Stille am anderen Ende der Leitung. Lia war eine Freundin von Isabella gewesen. Sie war in ihrem ganzen Umfeld dafür bekannt gewesen, dass sie jedes Wochenende in einen Club ging. Egal wo, hauptsache sie konnte tanzen. Es ging eigentlich nur darum, wobei Alkohol für sie auch eine willkommene Nebensache war. Und besonders hatte Lia es geliebt, wenn jemand sich bereit erklärte, mit ihr mitzukommen. Ich war mehrmals mit ihr ausgegangen, um Tanzen zu gehen. Manchmal hatte es mir Spaß gemacht, einfach meinen Stress rauszulassen, manchmal hatte es mir aber auch keinen Spaß gemacht, weil man meiner Meinung nach doch zu oft von schmierigen Typen angemacht wurde und nach sowas war der Abend für mich oft zu Ende.
Noch immer schwieg Lia. Sie schien zu überlegen.
"Ist okay, wenn du Nein sagst, wegen Isabella und so. Ich kann das verstehen."
"Nein, ist schon okay. Ich nehm dich mit. Ich fand es ja auch immer ziemlich cool mit dir und ich will dich ja auch mal wieder sehen.
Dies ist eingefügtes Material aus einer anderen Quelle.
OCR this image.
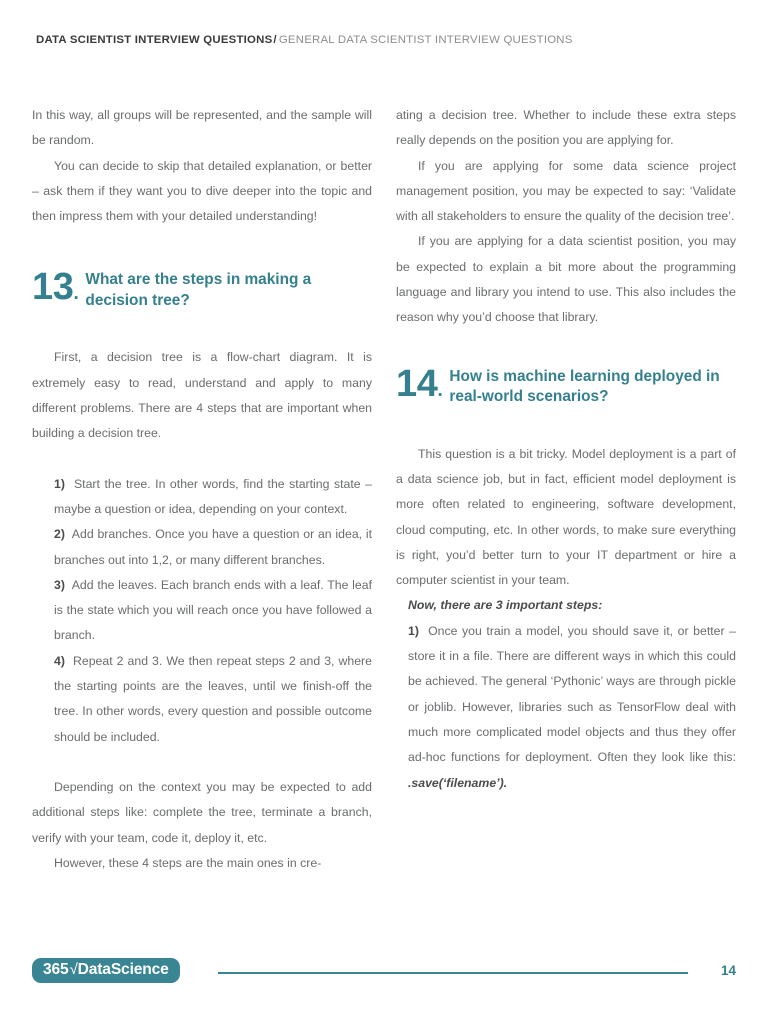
DATA SCIENTIST INTERVIEW QUESTIONS/ GENERAL DATA SCIENTIST INTERVIEW QUESTIONS

In this way, all groups will be represented, and the sample will be random.

You can decide to skip that detailed explanation, or better – ask them if they want you to dive deeper into the topic and then impress them with your detailed understanding!

13.
What are the steps in making a decision tree?

First, a decision tree is a flow-chart diagram. It is extremely easy to read, understand and apply to many different problems. There are 4 steps that are important when building a decision tree.

1) Start the tree. In other words, find the starting state – maybe a question or idea, depending on your context.

2) Add branches. Once you have a question or an idea, it branches out into 1,2, or many different branches.

3) Add the leaves. Each branch ends with a leaf. The leaf is the state which you will reach once you have followed a branch.

4) Repeat 2 and 3. We then repeat steps 2 and 3, where the starting points are the leaves, until we finish-off the tree. In other words, every question and possible outcome should be included.

Depending on the context you may be expected to add additional steps like: complete the tree, terminate a branch, verify with your team, code it, deploy it, etc.

However, these 4 steps are the main ones in cre-

ating a decision tree. Whether to include these extra steps really depends on the position you are applying for.

If you are applying for some data science project management position, you may be expected to say: ‘Validate with all stakeholders to ensure the quality of the decision tree’.

If you are applying for a data scientist position, you may be expected to explain a bit more about the programming language and library you intend to use. This also includes the reason why you’d choose that library.

14.
How is machine learning deployed in real-world scenarios?

This question is a bit tricky. Model deployment is a part of a data science job, but in fact, efficient model deployment is more often related to engineering, software development, cloud computing, etc. In other words, to make sure everything is right, you’d better turn to your IT department or hire a computer scientist in your team.

Now, there are 3 important steps:

1) Once you train a model, you should save it, or better – store it in a file. There are different ways in which this could be achieved. The general ‘Pythonic’ ways are through pickle or joblib. However, libraries such as TensorFlow deal with much more complicated model objects and thus they offer ad-hoc functions for deployment. Often they look like this: .save(‘filename’).

365√DataScience	14
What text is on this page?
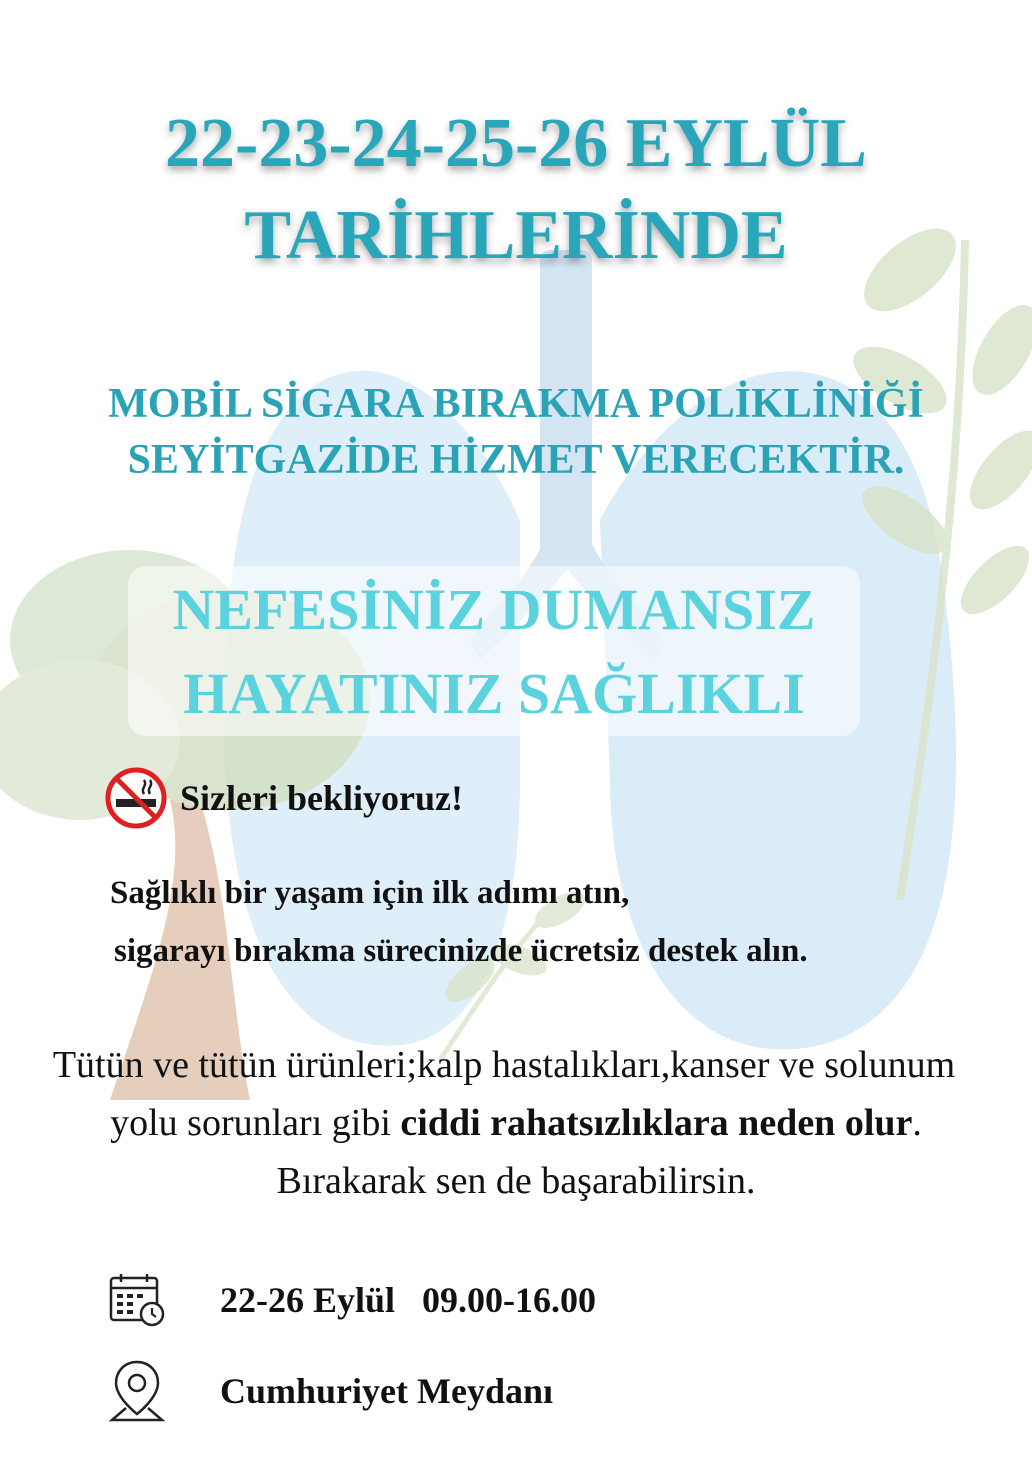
22-23-24-25-26 EYLÜL
TARİHLERİNDE
MOBİL SİGARA BIRAKMA POLİKLİNİĞİ
SEYİTGAZİDE HİZMET VERECEKTİR.
NEFESİNİZ DUMANSIZ
HAYATINIZ SAĞLIKLI
Sizleri bekliyoruz!
Sağlıklı bir yaşam için ilk adımı atın,
sigarayı bırakma sürecinizde ücretsiz destek alın.
Tütün ve tütün ürünleri;kalp hastalıkları,kanser ve solunum
yolu sorunları gibi ciddi rahatsızlıklara neden olur.
Bırakarak sen de başarabilirsin.
22-26 Eylül   09.00-16.00
Cumhuriyet Meydanı
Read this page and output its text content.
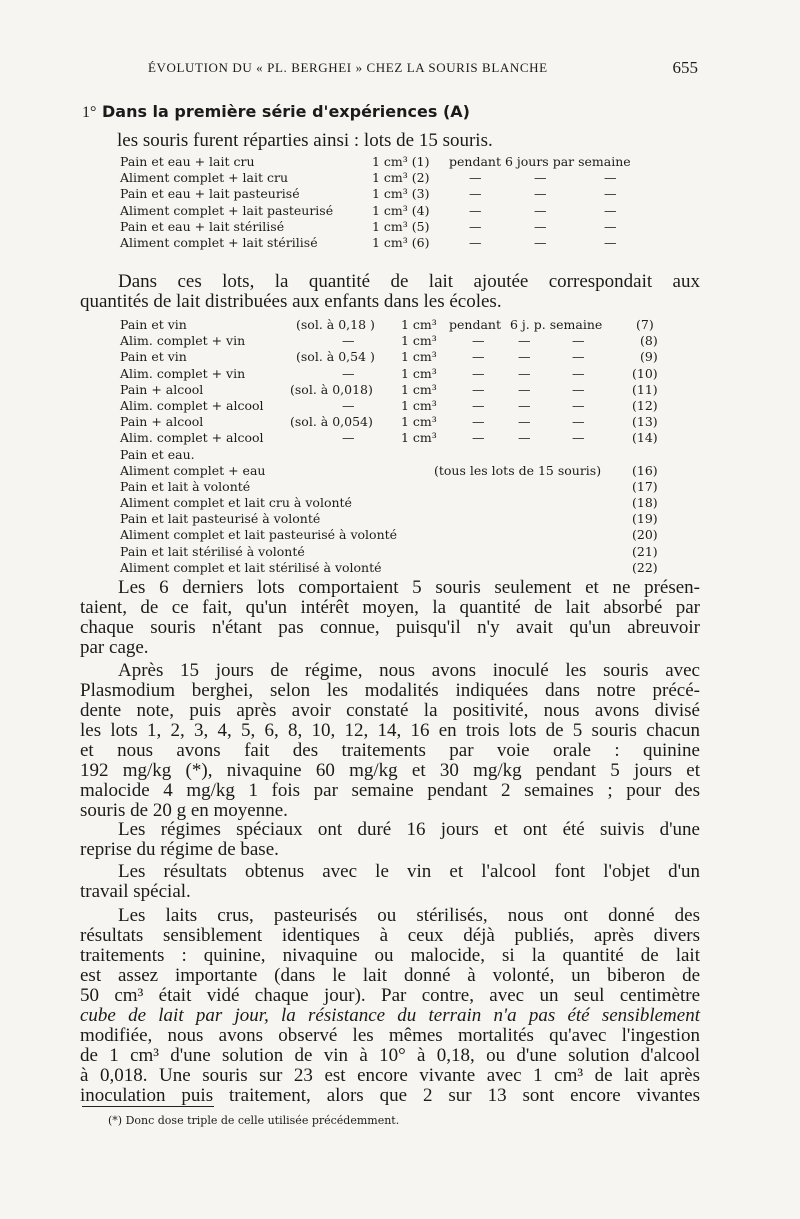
ÉVOLUTION DU « PL. BERGHEI » CHEZ LA SOURIS BLANCHE	655
1° Dans la première série d'expériences (A)
les souris furent réparties ainsi : lots de 15 souris.
Pain et eau + lait cru	1 cm³ (1) pendant 6 jours par semaine
Aliment complet + lait cru	1 cm³ (2)	—	—	—
Pain et eau + lait pasteurisé	1 cm³ (3)	—	—	—
Aliment complet + lait pasteurisé	1 cm³ (4)	—	—	—
Pain et eau + lait stérilisé	1 cm³ (5)	—	—	—
Aliment complet + lait stérilisé	1 cm³ (6)	—	—	—
Dans ces lots, la quantité de lait ajoutée correspondait aux
quantités de lait distribuées aux enfants dans les écoles.
Pain et vin	(sol. à 0,18 ) 1 cm³ pendant 6 j. p. semaine	(7)
Alim. complet + vin	—	1 cm³	—	—	—	(8)
Pain et vin	(sol. à 0,54 ) 1 cm³	—	—	—	(9)
Alim. complet + vin	—	1 cm³	—	—	—	(10)
Pain + alcool	(sol. à 0,018) 1 cm³	—	—	—	(11)
Alim. complet + alcool	—	1 cm³	—	—	—	(12)
Pain + alcool	(sol. à 0,054) 1 cm³	—	—	—	(13)
Alim. complet + alcool	—	1 cm³	—	—	—	(14)
Pain et eau.
Aliment complet + eau	(tous les lots de 15 souris) (16)
Pain et lait à volonté	(17)
Aliment complet et lait cru à volonté	(18)
Pain et lait pasteurisé à volonté	(19)
Aliment complet et lait pasteurisé à volonté	(20)
Pain et lait stérilisé à volonté	(21)
Aliment complet et lait stérilisé à volonté	(22)
Les 6 derniers lots comportaient 5 souris seulement et ne présen-
taient, de ce fait, qu'un intérêt moyen, la quantité de lait absorbé par
chaque souris n'étant pas connue, puisqu'il n'y avait qu'un abreuvoir
par cage.
Après 15 jours de régime, nous avons inoculé les souris avec
Plasmodium berghei, selon les modalités indiquées dans notre précé-
dente note, puis après avoir constaté la positivité, nous avons divisé
les lots 1, 2, 3, 4, 5, 6, 8, 10, 12, 14, 16 en trois lots de 5 souris chacun
et nous avons fait des traitements par voie orale : quinine
192 mg/kg (*), nivaquine 60 mg/kg et 30 mg/kg pendant 5 jours et
malocide 4 mg/kg 1 fois par semaine pendant 2 semaines ; pour des
souris de 20 g en moyenne.
Les régimes spéciaux ont duré 16 jours et ont été suivis d'une
reprise du régime de base.
Les résultats obtenus avec le vin et l'alcool font l'objet d'un
travail spécial.
Les laits crus, pasteurisés ou stérilisés, nous ont donné des
résultats sensiblement identiques à ceux déjà publiés, après divers
traitements : quinine, nivaquine ou malocide, si la quantité de lait
est assez importante (dans le lait donné à volonté, un biberon de
50 cm³ était vidé chaque jour). Par contre, avec un seul centimètre
cube de lait par jour, la résistance du terrain n'a pas été sensiblement
modifiée, nous avons observé les mêmes mortalités qu'avec l'ingestion
de 1 cm³ d'une solution de vin à 10° à 0,18, ou d'une solution d'alcool
à 0,018. Une souris sur 23 est encore vivante avec 1 cm³ de lait après
inoculation puis traitement, alors que 2 sur 13 sont encore vivantes
(*) Donc dose triple de celle utilisée précédemment.
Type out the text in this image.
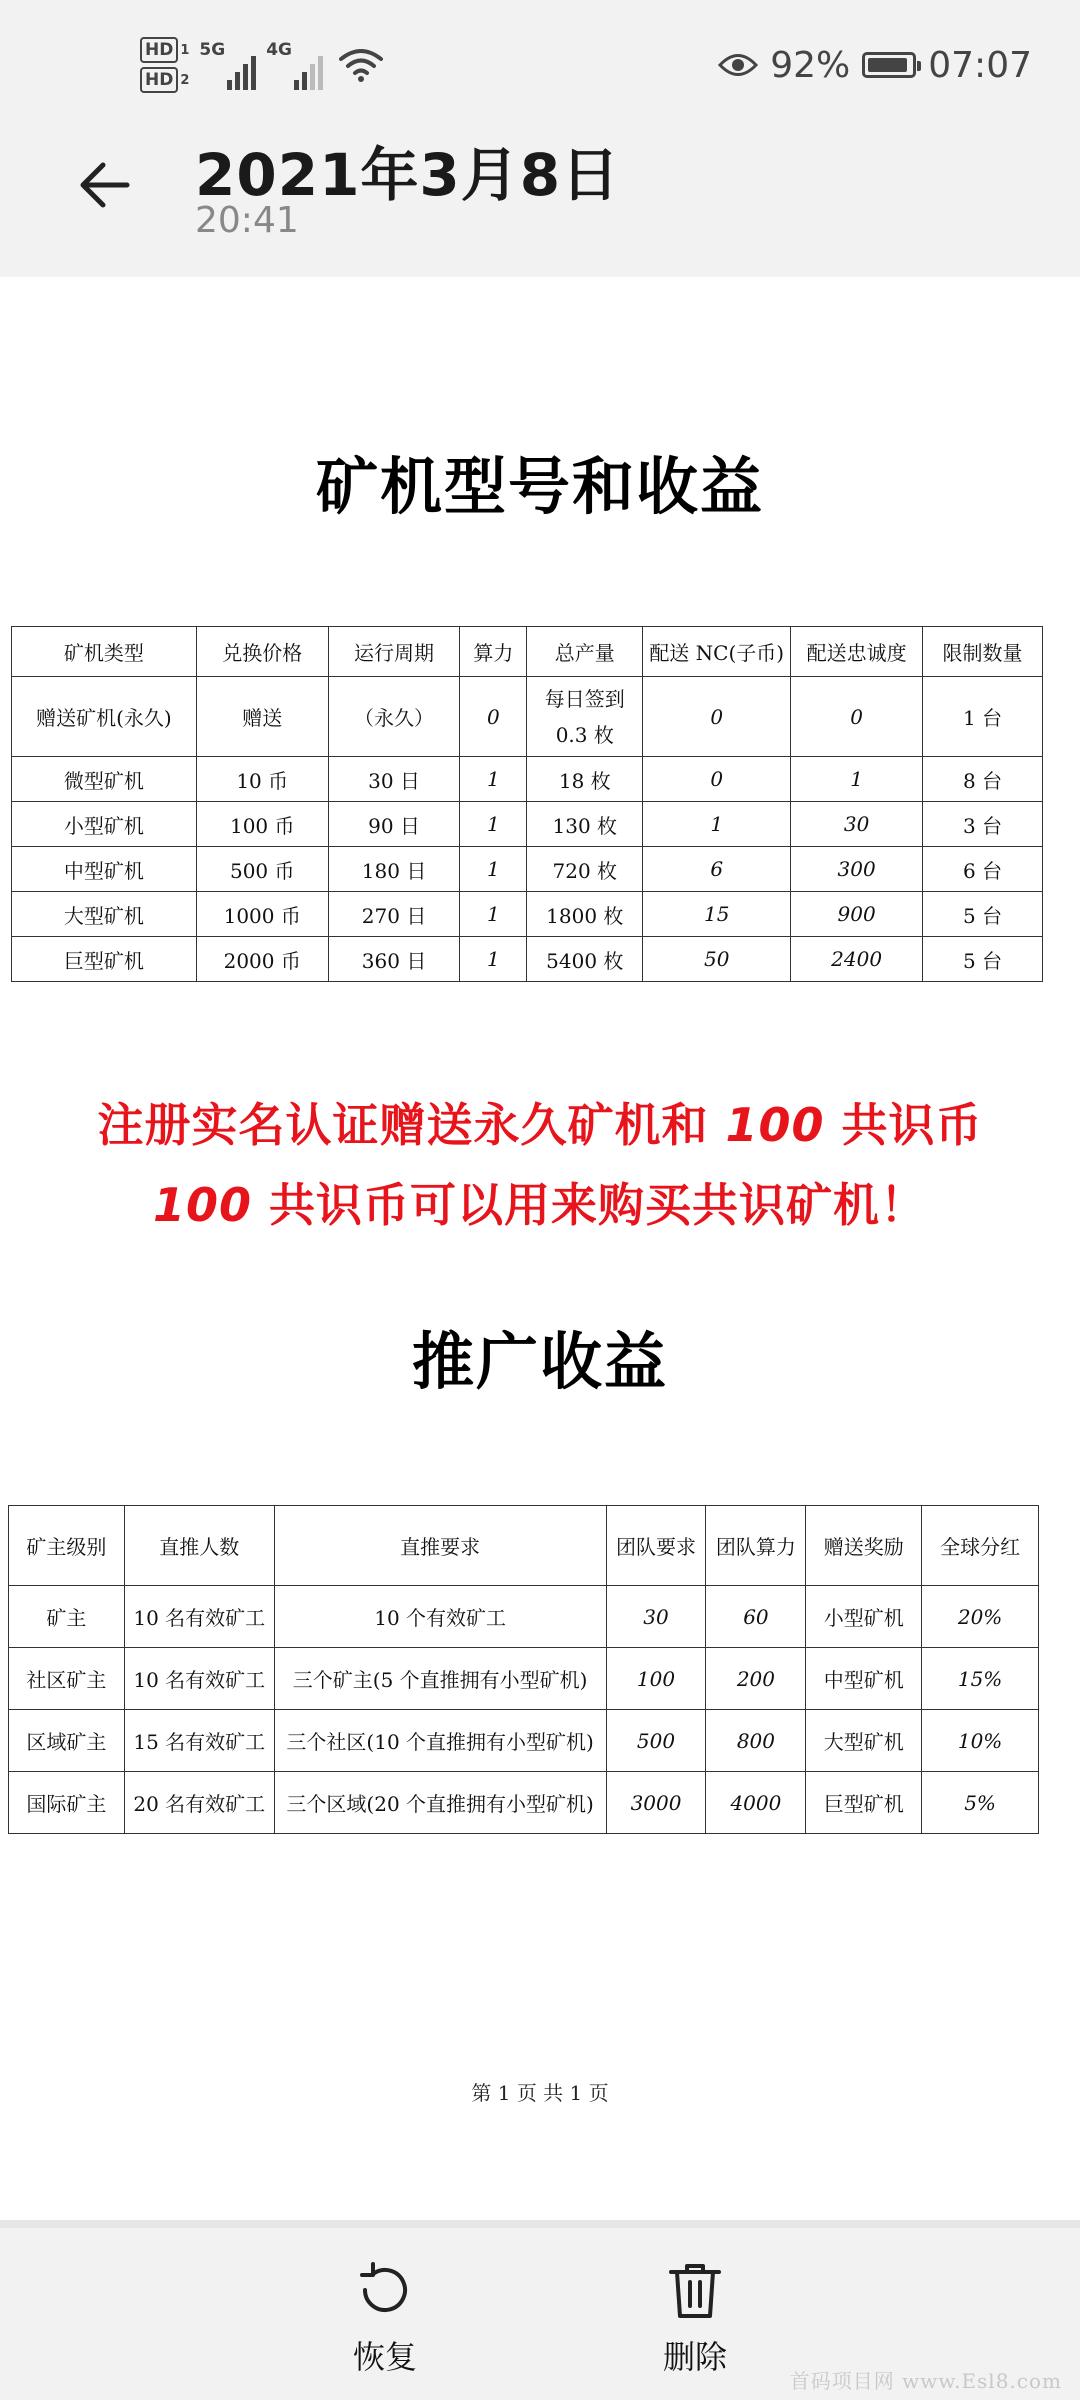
HD 1
HD 2
5G 4G	92% 07:07
2021年3月8日
20:41
矿机型号和收益
矿机类型	兑换价格	运行周期	算力	总产量	配送 NC(子币)	配送忠诚度	限制数量
赠送矿机(永久)	赠送	（永久）	0	每日签到 0.3 枚	0	0	1 台
微型矿机	10 币	30 日	1	18 枚	0	1	8 台
小型矿机	100 币	90 日	1	130 枚	1	30	3 台
中型矿机	500 币	180 日	1	720 枚	6	300	6 台
大型矿机	1000 币	270 日	1	1800 枚	15	900	5 台
巨型矿机	2000 币	360 日	1	5400 枚	50	2400	5 台
注册实名认证赠送永久矿机和 100 共识币
100 共识币可以用来购买共识矿机！
推广收益
矿主级别	直推人数	直推要求	团队要求	团队算力	赠送奖励	全球分红
矿主	10 名有效矿工	10 个有效矿工	30	60	小型矿机	20%
社区矿主	10 名有效矿工	三个矿主(5 个直推拥有小型矿机)	100	200	中型矿机	15%
区域矿主	15 名有效矿工	三个社区(10 个直推拥有小型矿机)	500	800	大型矿机	10%
国际矿主	20 名有效矿工	三个区域(20 个直推拥有小型矿机)	3000	4000	巨型矿机	5%
第 1 页 共 1 页
恢复	删除
首码项目网 www.Esl8.com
Kannst du diesen Samstag?"
"Klar."
"Okay, ich schick dir dann alle Informationen bei WhatsApp."
"Okay! Danke Lia!"
"Kein Ding, echt. Bis Samstag!"

Am Samstag stand ich um 19 Uhr am Bahnhof und wartete auf Lia. Sie hatte eine mittelgroße Bar ausgesucht, die nicht wirklich ein Nachtclub war, deshalb öffnete sie auch schon früher am Abend. Doch trotzdem konnte man dort zum Tanzen hingehen. Wir waren etwas außerhalb von Düsseldorf, in einem der äußeren Stadtbezirke, jedoch kam mir die Nachbarschaft irgendwie bekannt vor. Plötzlich tippte mir jemand auf die Schulter. Ich drehte mich um und da stand sie. Lia hatte ihre hellblonden Haare zu einem unordentlichen Dutt gemacht. Ihre Bräune kam im fahlen Licht der Laterne nicht wirklich zum Vorschein, doch ich sah trotzdem deutlich, dass sie für Make Up noch immer ein besonderes Talent hatte. Sie zog mich in eine Umarmung, dann musterte sie mich. "Du hast dich kaum verändert!", bemerkte sie. Ich entgegnete:"Na ja, war ja auch nur ein halbes Jahr." "Okay, stimmt auch wieder."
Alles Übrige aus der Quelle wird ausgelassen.